El corcel azabache se desplazó como un fantasma cubierto por el velo de la noche. Recorriendo el desolado paraje, donde enormes robles con ramas que semejaban largos brazos, creaban terroríficos marcos de maleza y misterio. Su jinete, un encapuchado, descabalgó y amarró al imponente semental de guerra al poste. Ante la tímida luz de luna, los ojos del hombre, eran eclipsados por la gruesa capucha de cuero ennegrecido, mientras que la capa cubría la silueta del misterioso hombre. El desconocido entró en la taberna de mala muerte. Sobre la primera mesa había una prostituta que gemía mientras uno de los hombres con capuchas de cuero la penetraba. Los demás hombres celebraban chocando tarros de cerveza, vino e hidromiel.

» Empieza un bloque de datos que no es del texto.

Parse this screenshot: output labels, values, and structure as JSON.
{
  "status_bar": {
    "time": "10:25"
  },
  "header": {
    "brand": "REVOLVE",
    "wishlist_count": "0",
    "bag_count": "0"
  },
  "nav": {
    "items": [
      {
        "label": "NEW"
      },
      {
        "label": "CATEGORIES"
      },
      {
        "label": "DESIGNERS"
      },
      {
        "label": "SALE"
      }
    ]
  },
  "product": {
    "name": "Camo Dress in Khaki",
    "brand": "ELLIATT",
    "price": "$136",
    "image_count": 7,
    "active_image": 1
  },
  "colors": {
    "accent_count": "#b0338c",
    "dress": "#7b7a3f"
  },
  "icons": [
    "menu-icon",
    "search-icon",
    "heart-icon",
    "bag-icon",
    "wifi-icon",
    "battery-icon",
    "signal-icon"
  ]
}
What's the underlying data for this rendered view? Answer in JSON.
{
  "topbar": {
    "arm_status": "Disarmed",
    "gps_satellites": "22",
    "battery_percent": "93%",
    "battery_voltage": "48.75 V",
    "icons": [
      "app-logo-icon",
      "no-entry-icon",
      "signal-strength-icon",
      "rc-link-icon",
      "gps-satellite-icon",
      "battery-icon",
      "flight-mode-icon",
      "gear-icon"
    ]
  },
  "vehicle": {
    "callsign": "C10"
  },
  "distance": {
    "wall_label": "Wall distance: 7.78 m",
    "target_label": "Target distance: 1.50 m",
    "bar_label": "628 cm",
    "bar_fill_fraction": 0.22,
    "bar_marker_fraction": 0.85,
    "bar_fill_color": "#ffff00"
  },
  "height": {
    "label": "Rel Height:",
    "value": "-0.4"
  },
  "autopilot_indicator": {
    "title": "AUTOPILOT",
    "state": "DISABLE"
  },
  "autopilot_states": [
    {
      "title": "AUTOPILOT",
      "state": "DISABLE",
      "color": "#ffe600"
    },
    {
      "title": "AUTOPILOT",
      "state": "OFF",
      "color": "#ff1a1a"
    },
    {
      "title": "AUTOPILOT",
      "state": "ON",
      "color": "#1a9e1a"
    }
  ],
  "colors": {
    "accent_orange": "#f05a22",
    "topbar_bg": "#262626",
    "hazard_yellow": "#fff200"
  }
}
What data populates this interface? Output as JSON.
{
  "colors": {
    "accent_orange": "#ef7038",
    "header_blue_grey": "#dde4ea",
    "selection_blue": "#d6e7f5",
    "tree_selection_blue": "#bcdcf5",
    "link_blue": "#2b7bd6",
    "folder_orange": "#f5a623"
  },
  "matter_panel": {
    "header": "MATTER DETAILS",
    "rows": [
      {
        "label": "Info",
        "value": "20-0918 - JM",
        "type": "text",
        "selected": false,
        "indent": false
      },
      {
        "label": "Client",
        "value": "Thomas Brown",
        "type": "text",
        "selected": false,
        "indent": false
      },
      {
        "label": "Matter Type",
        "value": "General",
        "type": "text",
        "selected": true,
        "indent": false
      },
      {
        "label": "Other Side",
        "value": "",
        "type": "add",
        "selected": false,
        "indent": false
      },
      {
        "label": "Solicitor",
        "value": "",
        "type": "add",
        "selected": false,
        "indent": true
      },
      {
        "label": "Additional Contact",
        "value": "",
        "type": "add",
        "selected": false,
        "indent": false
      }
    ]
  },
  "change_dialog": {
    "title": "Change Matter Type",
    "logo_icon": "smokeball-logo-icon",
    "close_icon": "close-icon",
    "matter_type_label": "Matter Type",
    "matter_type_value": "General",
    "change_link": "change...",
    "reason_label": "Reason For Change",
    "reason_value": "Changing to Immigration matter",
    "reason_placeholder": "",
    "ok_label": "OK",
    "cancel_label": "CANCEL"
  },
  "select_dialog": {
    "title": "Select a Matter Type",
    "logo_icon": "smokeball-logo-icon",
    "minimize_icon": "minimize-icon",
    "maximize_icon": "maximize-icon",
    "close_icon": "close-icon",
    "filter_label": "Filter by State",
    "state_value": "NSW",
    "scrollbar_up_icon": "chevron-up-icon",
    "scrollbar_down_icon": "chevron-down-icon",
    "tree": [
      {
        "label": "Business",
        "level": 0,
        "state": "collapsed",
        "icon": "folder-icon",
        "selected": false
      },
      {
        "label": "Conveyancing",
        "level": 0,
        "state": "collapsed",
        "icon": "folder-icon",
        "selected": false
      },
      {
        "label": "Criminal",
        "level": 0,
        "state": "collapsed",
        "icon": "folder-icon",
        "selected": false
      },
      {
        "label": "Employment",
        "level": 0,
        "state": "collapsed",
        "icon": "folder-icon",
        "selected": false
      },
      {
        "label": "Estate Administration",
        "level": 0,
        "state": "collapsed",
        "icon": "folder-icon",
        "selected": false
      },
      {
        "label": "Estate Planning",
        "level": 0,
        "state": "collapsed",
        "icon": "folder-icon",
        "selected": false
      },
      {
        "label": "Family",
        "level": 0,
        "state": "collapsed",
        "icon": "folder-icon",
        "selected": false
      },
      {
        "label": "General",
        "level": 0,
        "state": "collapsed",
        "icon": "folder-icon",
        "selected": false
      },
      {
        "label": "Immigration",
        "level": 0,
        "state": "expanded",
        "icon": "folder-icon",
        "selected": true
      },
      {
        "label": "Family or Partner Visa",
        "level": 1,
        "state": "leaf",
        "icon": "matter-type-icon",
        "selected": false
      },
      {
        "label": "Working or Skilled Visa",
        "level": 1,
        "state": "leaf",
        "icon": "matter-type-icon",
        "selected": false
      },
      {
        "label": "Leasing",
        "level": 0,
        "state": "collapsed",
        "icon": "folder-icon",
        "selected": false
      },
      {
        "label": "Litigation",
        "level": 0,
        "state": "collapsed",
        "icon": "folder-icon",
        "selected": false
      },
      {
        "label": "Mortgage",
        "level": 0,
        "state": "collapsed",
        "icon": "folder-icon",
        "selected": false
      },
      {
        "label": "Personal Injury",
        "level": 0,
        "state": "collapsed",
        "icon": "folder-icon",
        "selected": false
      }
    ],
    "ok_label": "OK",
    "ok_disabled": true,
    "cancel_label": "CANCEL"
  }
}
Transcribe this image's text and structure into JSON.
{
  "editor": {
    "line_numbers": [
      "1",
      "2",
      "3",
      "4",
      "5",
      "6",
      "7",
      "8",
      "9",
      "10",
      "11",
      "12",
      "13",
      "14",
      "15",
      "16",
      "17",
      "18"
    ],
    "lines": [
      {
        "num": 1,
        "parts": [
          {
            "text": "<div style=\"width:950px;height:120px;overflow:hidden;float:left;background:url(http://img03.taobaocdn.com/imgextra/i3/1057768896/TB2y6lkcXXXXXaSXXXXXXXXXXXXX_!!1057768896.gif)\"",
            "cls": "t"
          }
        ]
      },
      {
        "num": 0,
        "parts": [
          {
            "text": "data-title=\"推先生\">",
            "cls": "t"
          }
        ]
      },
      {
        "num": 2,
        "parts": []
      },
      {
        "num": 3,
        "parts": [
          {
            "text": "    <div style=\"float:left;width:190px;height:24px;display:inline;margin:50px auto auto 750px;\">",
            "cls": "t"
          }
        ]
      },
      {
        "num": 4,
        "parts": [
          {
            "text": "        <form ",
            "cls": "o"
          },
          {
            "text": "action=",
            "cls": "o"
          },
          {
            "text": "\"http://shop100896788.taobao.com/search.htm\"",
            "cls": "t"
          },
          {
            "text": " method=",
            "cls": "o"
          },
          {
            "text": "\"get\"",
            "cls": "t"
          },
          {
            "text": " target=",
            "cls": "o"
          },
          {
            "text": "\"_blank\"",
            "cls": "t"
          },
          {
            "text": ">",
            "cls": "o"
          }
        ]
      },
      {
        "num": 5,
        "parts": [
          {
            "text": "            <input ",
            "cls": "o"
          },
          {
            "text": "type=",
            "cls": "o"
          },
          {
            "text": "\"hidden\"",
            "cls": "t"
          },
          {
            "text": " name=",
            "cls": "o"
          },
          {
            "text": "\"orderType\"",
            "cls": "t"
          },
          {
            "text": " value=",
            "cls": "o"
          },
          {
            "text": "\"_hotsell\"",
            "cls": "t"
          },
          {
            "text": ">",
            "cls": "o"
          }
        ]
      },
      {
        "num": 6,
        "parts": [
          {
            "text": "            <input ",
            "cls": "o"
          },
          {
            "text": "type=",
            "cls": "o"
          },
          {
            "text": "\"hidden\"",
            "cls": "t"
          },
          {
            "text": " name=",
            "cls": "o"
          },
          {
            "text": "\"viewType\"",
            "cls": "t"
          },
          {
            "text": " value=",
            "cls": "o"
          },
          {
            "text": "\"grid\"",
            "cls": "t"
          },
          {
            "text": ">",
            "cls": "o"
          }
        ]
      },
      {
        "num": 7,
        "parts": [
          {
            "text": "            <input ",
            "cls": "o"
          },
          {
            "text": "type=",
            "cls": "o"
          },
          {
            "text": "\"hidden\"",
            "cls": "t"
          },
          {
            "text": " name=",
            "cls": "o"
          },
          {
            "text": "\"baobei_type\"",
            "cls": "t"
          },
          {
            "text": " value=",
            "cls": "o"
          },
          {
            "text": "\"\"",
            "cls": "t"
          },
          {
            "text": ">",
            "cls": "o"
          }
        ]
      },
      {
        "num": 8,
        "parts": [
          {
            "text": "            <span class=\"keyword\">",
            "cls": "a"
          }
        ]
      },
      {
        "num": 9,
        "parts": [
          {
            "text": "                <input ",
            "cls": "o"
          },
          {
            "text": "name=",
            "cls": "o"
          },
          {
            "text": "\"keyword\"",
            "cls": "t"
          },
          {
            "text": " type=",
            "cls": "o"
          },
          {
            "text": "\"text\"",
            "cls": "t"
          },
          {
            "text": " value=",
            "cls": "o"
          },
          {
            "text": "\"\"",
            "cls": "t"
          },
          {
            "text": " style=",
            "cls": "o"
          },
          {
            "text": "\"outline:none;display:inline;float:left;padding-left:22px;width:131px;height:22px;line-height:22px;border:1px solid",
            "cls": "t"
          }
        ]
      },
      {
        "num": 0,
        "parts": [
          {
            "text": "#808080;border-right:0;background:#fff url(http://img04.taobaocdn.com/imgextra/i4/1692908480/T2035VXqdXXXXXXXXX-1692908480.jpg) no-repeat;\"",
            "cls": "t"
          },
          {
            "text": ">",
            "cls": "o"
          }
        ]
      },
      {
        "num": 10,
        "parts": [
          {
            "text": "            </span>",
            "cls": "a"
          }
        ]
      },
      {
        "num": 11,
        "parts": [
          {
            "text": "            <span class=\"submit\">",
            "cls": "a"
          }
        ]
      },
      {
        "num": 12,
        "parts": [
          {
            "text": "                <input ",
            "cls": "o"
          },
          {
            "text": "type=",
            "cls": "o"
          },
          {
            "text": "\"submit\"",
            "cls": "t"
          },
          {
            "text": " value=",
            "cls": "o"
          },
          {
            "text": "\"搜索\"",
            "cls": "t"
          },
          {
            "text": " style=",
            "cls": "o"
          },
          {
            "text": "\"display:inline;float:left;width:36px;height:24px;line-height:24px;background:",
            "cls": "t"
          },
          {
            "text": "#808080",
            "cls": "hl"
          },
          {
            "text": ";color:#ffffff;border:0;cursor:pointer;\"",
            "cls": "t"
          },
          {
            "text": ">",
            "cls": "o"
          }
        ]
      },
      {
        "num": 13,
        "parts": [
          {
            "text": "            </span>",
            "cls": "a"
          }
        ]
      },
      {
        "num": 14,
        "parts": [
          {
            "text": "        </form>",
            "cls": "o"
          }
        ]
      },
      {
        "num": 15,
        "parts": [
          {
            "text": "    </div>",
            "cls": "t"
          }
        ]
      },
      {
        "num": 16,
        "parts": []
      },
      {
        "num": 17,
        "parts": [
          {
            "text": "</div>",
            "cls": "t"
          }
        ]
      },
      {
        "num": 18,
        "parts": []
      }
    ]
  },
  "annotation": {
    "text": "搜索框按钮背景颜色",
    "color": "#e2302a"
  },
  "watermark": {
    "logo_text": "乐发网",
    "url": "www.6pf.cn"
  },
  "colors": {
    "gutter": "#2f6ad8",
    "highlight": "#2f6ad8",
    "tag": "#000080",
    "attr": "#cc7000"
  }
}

     El encapuchado llevaba la mano enguantada en el pomo de la espada, la cual solo destellaba poco por debajo de la gruesa capa. Se acercó hacia la mesa donde yacía un hombre que parecía gigante. El hombre era tres cabezas más grandes que el encapuchado.

     Entonces un extraño le cerró el paso. Un hombre delgado con la piel llena de marcas de viruela.

     —Alto ahí extraño. —Dijo el hombre cacarizo, en su rasposa voz.

     —Busco a Alfonz de las Capas de Cuero. —Respondió el desconocido, con una susurrante pero gruesa voz.

     —Ah, sí. ¿Y quién lo busca? —Preguntó nuevamente el hombre marcado.

     —Un negociante.

     —Está bien Alou. —Anuncio el hombretón sentado. —Dejadle pasar, si no me gusta lo que tiene que decir, lo mataré yo mismo. —Repitió Alfonz.

     —Está bien jefe. —Respondió su segundo al mando y se hizo a un lado.

     El encapuchado pasó asentarse en la mesa de Alfonz; El hombre tenía una barba negra cerrada, con ojos azul, y un brillo malicioso en ellos. Aquel bandido, parecía más toro que hombre, más musculo que cabeza Y más bestia que hombre.

     —¿Tú eres Alfonz? —Preguntó el encapuchado.

     —Sí... ¿Y tú quién carajos eres?

     —Alguien que quiere haceros un hombre muy rico. Las Capas de Cuero son una banda de saqueadores muy famosa por su extrema crueldad. —Repitió el encapuchado.

     —Hablando palabras dulces a mi oído no hará que me quite la ropa. —Replicó Alfonz con una siniestra sonrisa en los labios. —Yo sé lo que soy, yo sé lo que las Capas de Cuero son. ¿Pero qué es lo que usted quiere?

     El encapuchado metió lentamente su mano enguantada y dejó sobre la mesa una bolsa de cuero pesada. Después la dejó sobre la mesa. Eran las monedas de oro, tenían labrado la cara de un rey joven por un lado y por el otro lado, la cabeza de un león rugiente.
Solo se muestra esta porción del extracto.